Les tueurs fous
Autres titres: Le sexe de la violence / The lonely killers / Quando il pensiero diventa crimine
Real: Boris Szulzinger
Année: 1972
Origine: France / Belgique
Genre: Thriller
Durée: 74mn
Acteurs: Dominique Rollin, Roland Maden, Georges Aminel, Georges Aubert, Marc Audier, Christian Barbier, Marc De Georgi, Patricia Cornelis, Jean Droze, Daniel Dury, Franz Gouvy, Daniel Horowitz, Claude Joseph, Hubert Jeuken, Béatrice Leymoure ...
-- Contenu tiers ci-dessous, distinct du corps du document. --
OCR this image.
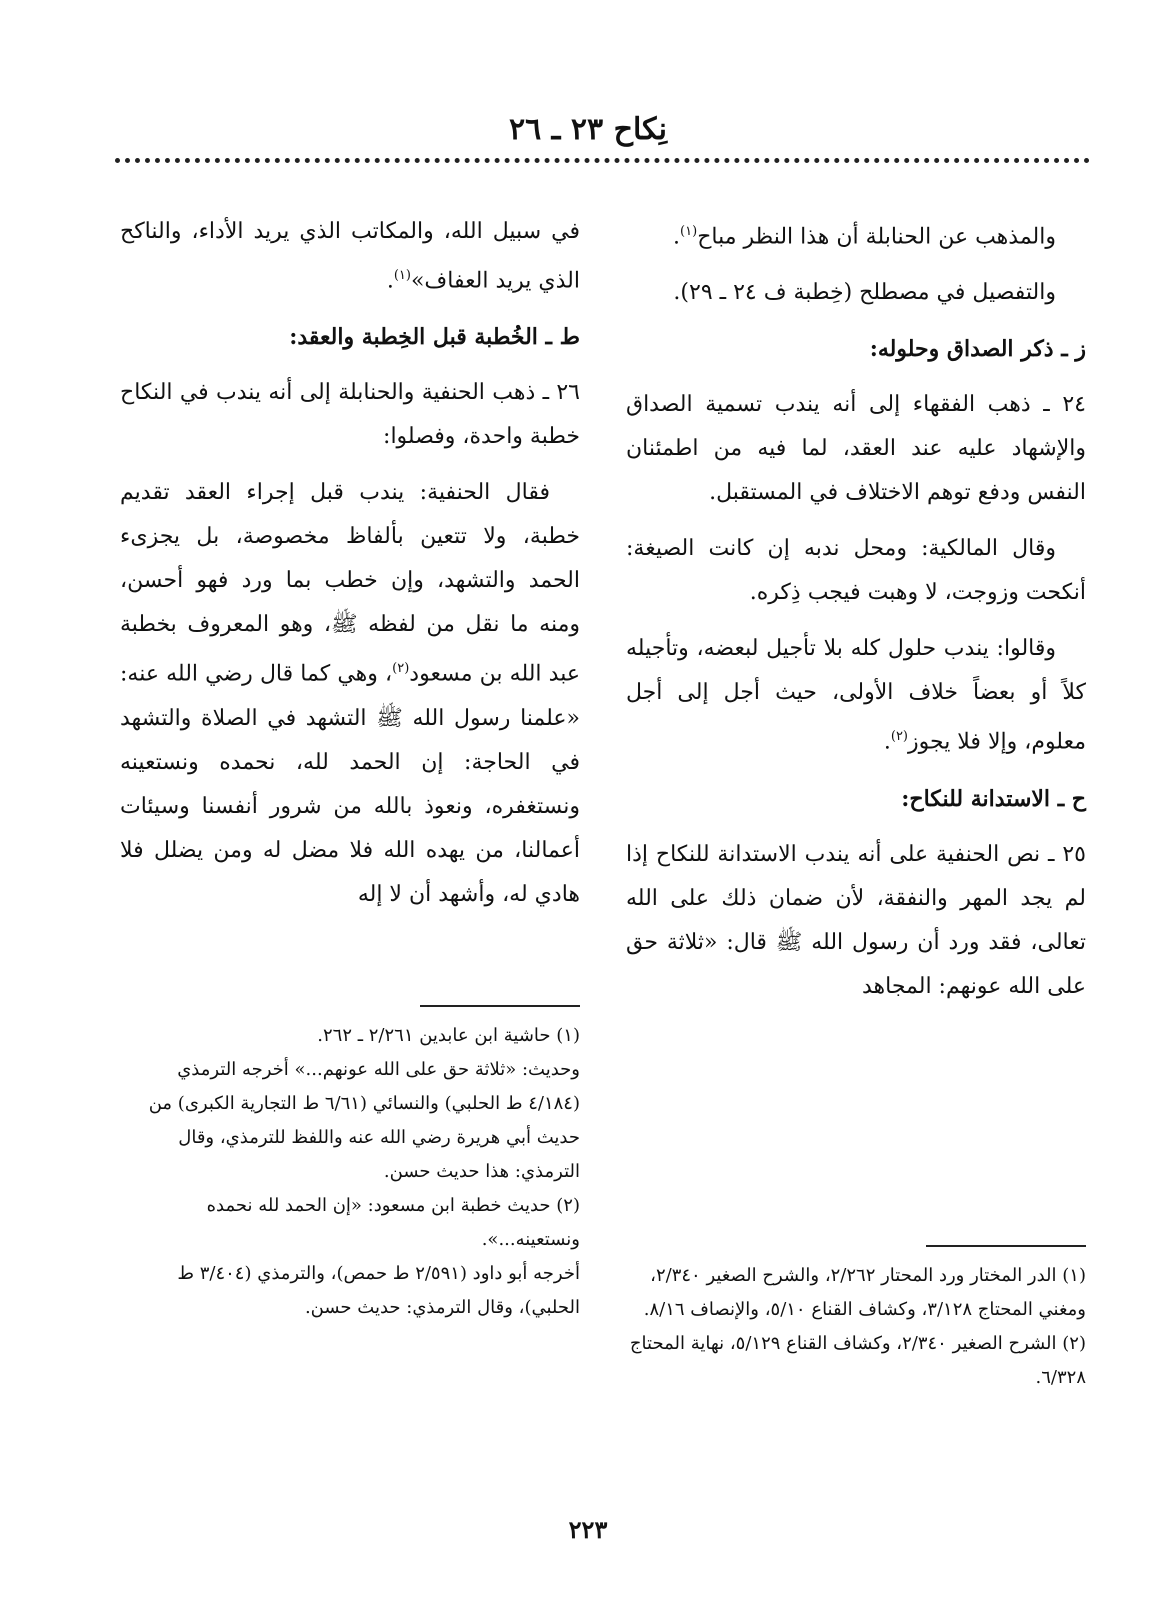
نِكاح ٢٣ ـ ٢٦

والمذهب عن الحنابلة أن هذا النظر مباح$^{(١)}$.

والتفصيل في مصطلح (خِطبة ف ٢٤ ـ ٢٩).

ز ـ ذكر الصداق وحلوله:

٢٤ ـ ذهب الفقهاء إلى أنه يندب تسمية الصداق والإشهاد عليه عند العقد، لما فيه من اطمئنان النفس ودفع توهم الاختلاف في المستقبل.

وقال المالكية: ومحل ندبه إن كانت الصيغة: أنكحت وزوجت، لا وهبت فيجب ذِكره.

وقالوا: يندب حلول كله بلا تأجيل لبعضه، وتأجيله كلاً أو بعضاً خلاف الأولى، حيث أجل إلى أجل معلوم، وإلا فلا يجوز$^{(٢)}$.

ح ـ الاستدانة للنكاح:

٢٥ ـ نص الحنفية على أنه يندب الاستدانة للنكاح إذا لم يجد المهر والنفقة، لأن ضمان ذلك على الله تعالى، فقد ورد أن رسول الله ﷺ قال: «ثلاثة حق على الله عونهم: المجاهد

في سبيل الله، والمكاتب الذي يريد الأداء، والناكح الذي يريد العفاف»$^{(١)}$.

ط ـ الخُطبة قبل الخِطبة والعقد:

٢٦ ـ ذهب الحنفية والحنابلة إلى أنه يندب في النكاح خطبة واحدة، وفصلوا:

فقال الحنفية: يندب قبل إجراء العقد تقديم خطبة، ولا تتعين بألفاظ مخصوصة، بل يجزىء الحمد والتشهد، وإن خطب بما ورد فهو أحسن، ومنه ما نقل من لفظه ﷺ، وهو المعروف بخطبة عبد الله بن مسعود$^{(٢)}$، وهي كما قال رضي الله عنه: «علمنا رسول الله ﷺ التشهد في الصلاة والتشهد في الحاجة: إن الحمد لله، نحمده ونستعينه ونستغفره، ونعوذ بالله من شرور أنفسنا وسيئات أعمالنا، من يهده الله فلا مضل له ومن يضلل فلا هادي له، وأشهد أن لا إله

(١) الدر المختار ورد المحتار ٢/٢٦٢، والشرح الصغير ٢/٣٤٠، ومغني المحتاج ٣/١٢٨، وكشاف القناع ٥/١٠، والإنصاف ٨/١٦.

(٢) الشرح الصغير ٢/٣٤٠، وكشاف القناع ٥/١٢٩، نهاية المحتاج ٦/٣٢٨.

(١) حاشية ابن عابدين ٢/٢٦١ ـ ٢٦٢.

وحديث: «ثلاثة حق على الله عونهم...» أخرجه الترمذي (٤/١٨٤ ط الحلبي) والنسائي (٦/٦١ ط التجارية الكبرى) من حديث أبي هريرة رضي الله عنه واللفظ للترمذي، وقال الترمذي: هذا حديث حسن.

(٢) حديث خطبة ابن مسعود: «إن الحمد لله نحمده ونستعينه...».

أخرجه أبو داود (٢/٥٩١ ط حمص)، والترمذي (٣/٤٠٤ ط الحلبي)، وقال الترمذي: حديث حسن.

٢٢٣
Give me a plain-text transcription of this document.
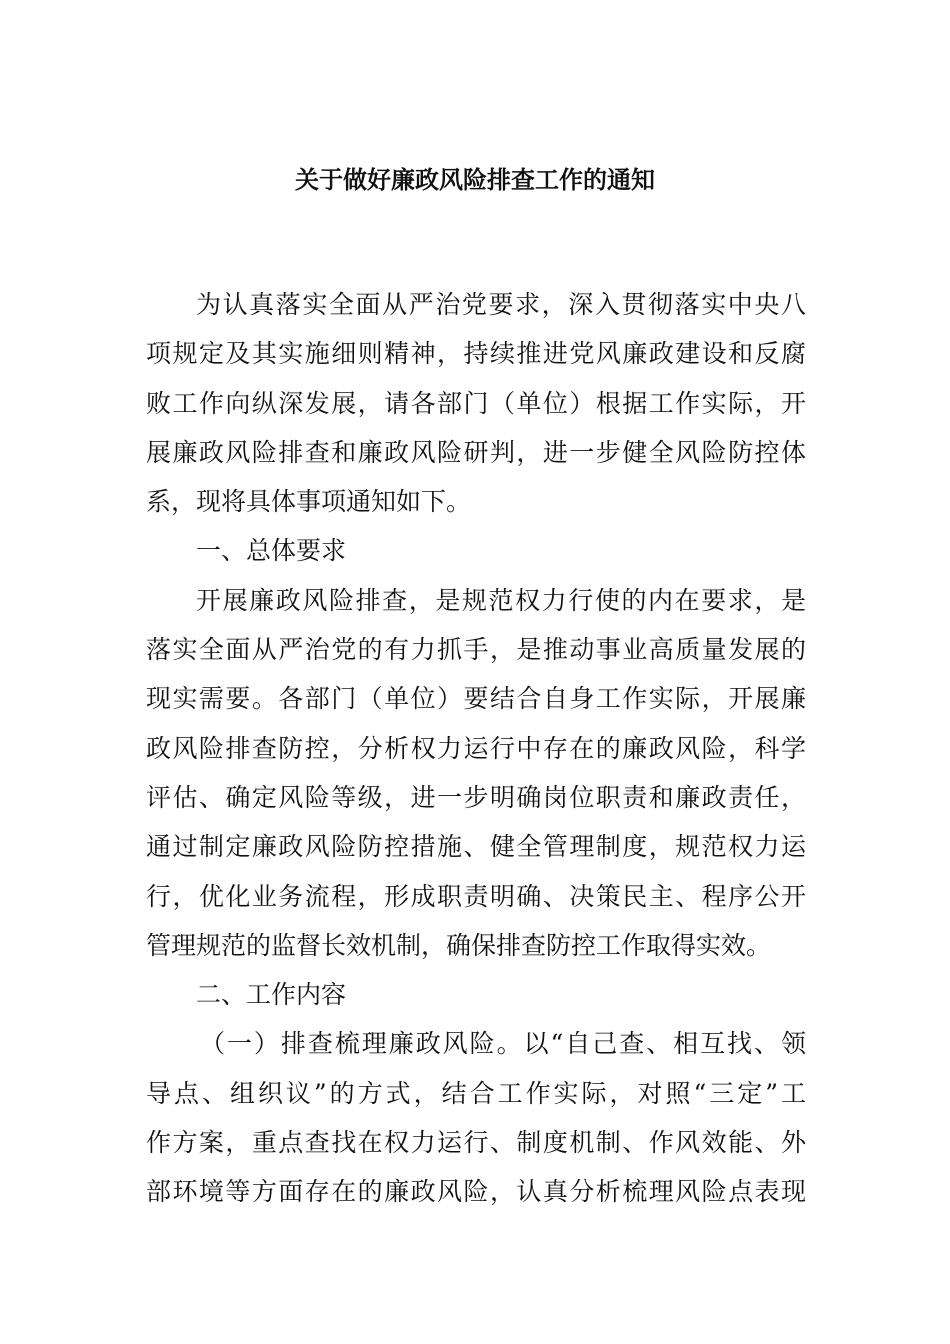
关于做好廉政风险排查工作的通知
为认真落实全面从严治党要求，深入贯彻落实中央八
项规定及其实施细则精神，持续推进党风廉政建设和反腐
败工作向纵深发展，请各部门（单位）根据工作实际，开
展廉政风险排查和廉政风险研判，进一步健全风险防控体
系，现将具体事项通知如下。
一、总体要求
开展廉政风险排查，是规范权力行使的内在要求，是
落实全面从严治党的有力抓手，是推动事业高质量发展的
现实需要。各部门（单位）要结合自身工作实际，开展廉
政风险排查防控，分析权力运行中存在的廉政风险，科学
评估、确定风险等级，进一步明确岗位职责和廉政责任，
通过制定廉政风险防控措施、健全管理制度，规范权力运
行，优化业务流程，形成职责明确、决策民主、程序公开
管理规范的监督长效机制，确保排查防控工作取得实效。
二、工作内容
（一）排查梳理廉政风险。以“自己查、相互找、领
导点、组织议”的方式，结合工作实际，对照“三定”工
作方案，重点查找在权力运行、制度机制、作风效能、外
部环境等方面存在的廉政风险，认真分析梳理风险点表现
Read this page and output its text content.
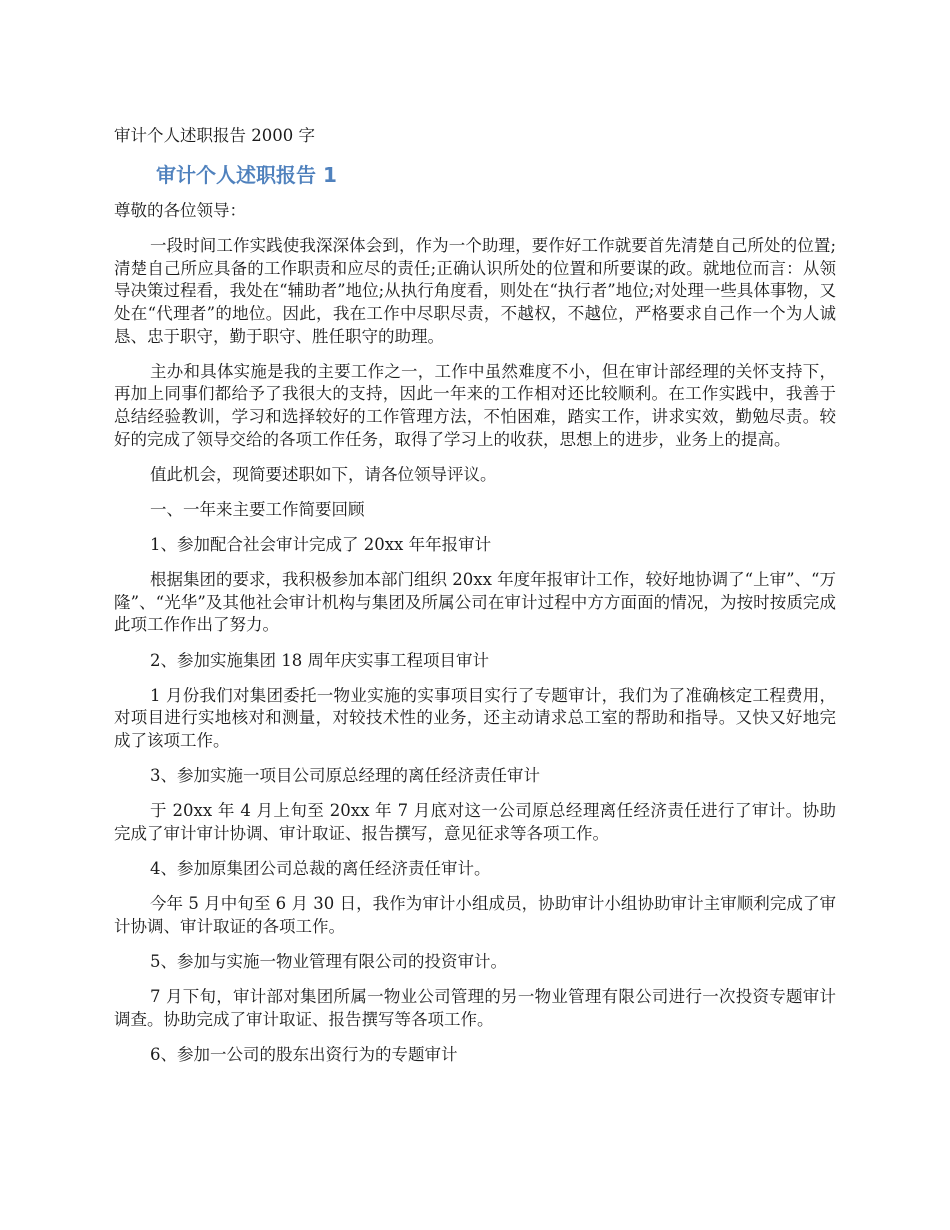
审计个人述职报告 2000 字
审计个人述职报告 1

尊敬的各位领导：

一段时间工作实践使我深深体会到，作为一个助理，要作好工作就要首先清楚自己所处的位置;清楚自己所应具备的工作职责和应尽的责任;正确认识所处的位置和所要谋的政。就地位而言：从领导决策过程看，我处在“辅助者”地位;从执行角度看，则处在“执行者”地位;对处理一些具体事物，又处在“代理者”的地位。因此，我在工作中尽职尽责，不越权，不越位，严格要求自己作一个为人诚恳、忠于职守，勤于职守、胜任职守的助理。

主办和具体实施是我的主要工作之一，工作中虽然难度不小，但在审计部经理的关怀支持下，再加上同事们都给予了我很大的支持，因此一年来的工作相对还比较顺利。在工作实践中，我善于总结经验教训，学习和选择较好的工作管理方法，不怕困难，踏实工作，讲求实效，勤勉尽责。较好的完成了领导交给的各项工作任务，取得了学习上的收获，思想上的进步，业务上的提高。

值此机会，现简要述职如下，请各位领导评议。

一、一年来主要工作简要回顾

1、参加配合社会审计完成了 20xx 年年报审计

根据集团的要求，我积极参加本部门组织 20xx 年度年报审计工作，较好地协调了“上审”、“万隆”、“光华”及其他社会审计机构与集团及所属公司在审计过程中方方面面的情况，为按时按质完成此项工作作出了努力。

2、参加实施集团 18 周年庆实事工程项目审计

1 月份我们对集团委托一物业实施的实事项目实行了专题审计，我们为了准确核定工程费用，对项目进行实地核对和测量，对较技术性的业务，还主动请求总工室的帮助和指导。又快又好地完成了该项工作。

3、参加实施一项目公司原总经理的离任经济责任审计

于 20xx 年 4 月上旬至 20xx 年 7 月底对这一公司原总经理离任经济责任进行了审计。协助完成了审计审计协调、审计取证、报告撰写，意见征求等各项工作。

4、参加原集团公司总裁的离任经济责任审计。

今年 5 月中旬至 6 月 30 日，我作为审计小组成员，协助审计小组协助审计主审顺利完成了审计协调、审计取证的各项工作。

5、参加与实施一物业管理有限公司的投资审计。

7 月下旬，审计部对集团所属一物业公司管理的另一物业管理有限公司进行一次投资专题审计调查。协助完成了审计取证、报告撰写等各项工作。

6、参加一公司的股东出资行为的专题审计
Résumé: Dominique et Roland sont deux petites frappes désoeuvrées au passé trouble. Ils vivent dans la grisaille d'un Bruxelles hivernal. Dominique partage un petit appartement avec un journaliste homosexuel plus vieux que lui. Le quadragénaire en est fou amoureux, Dominique le considère plus comme une couverture même s'ils couchent parfois ensemble. Roland refoule son homosexualité et s'interdit toutes relations même s'il est très attiré par son colocataire. C'est dans cette ambiance morose qu'un matin Dominique achète un fusil et va entraîner son ami dans une incroyable cavale à travers la ville et les provinces avoisinantes. Ils commencent à tuer à bout portant après les avoir humilié de malheureuses victimes choisies au hasard. Inconscients de leurs actes, ils considèrent leurs victimes comme des trophées devant lesquels ils se photographient. Recherchés par la police, une traque commence alors afin de mettre fin à leur effroyable jeu...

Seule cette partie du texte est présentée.